The committee asserts that the evaluation criteria and evidence for these assessments should be rigorous, just as rigorous as those for conventional teacher licensure tests. The committee suspects, however, that the forms of evidence that will be telling and the criteria that should guide judgments about the soundness and technical quality of the assessments described here may differ somewhat from those outlined in Chapter 4. The committee challenges test developers, practitioners, and researchers to consider its evaluation framework as well as other more conventional evaluation frameworks and to decide which criteria best apply to judgments about newer forms of assessments, which criteria have important and helpful corollaries, and where new criteria may be needed that address the particular validity issues raised by performance-based assessments. For example, consistency and generalizability are important criteria in traditional evaluation frameworks; although they might be instantiated differently, they are potentially important concepts in evaluating alternative assessments as well. The utility of other evaluation criteria that speak to the unique validity issues raised by these assessments also should be considered. Furthermore, careful study of the validity criteria used by these performance-based assessment programs might suggest additional criteria that are relevant to more conventional forms of assessment. It is beyond the committee’s charge to suggest appropriate validity practices for new forms of assessment. It urges the field to do so.

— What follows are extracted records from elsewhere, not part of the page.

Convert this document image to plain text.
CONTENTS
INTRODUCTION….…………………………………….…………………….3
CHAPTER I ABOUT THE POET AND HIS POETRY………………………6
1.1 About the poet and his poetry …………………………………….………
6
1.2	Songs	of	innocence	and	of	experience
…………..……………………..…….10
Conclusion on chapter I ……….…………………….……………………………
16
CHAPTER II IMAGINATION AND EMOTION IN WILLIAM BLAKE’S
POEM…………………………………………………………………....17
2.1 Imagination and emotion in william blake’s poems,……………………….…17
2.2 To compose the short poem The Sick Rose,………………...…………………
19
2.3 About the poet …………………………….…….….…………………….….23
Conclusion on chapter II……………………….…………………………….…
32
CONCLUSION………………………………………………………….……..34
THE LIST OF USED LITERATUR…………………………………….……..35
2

Several new and developing teacher assessment systems use a variety of testing and assessment methods, including assessments of teaching performance. They include multiple measures of candidates’ knowledge, skills, abilities, and dispositions. In these systems, assessments are integrated with professional development and with the ongoing support of prospective or beginning teachers.
Given its analysis of systems that employ performance-based assessments, the committee concludes:
New and developing assessment systems warrant investigation for addressing the limits of current initial teacher licensure tests and for improving teacher licensure. The benefits, costs, and limitations of these systems should be investigated.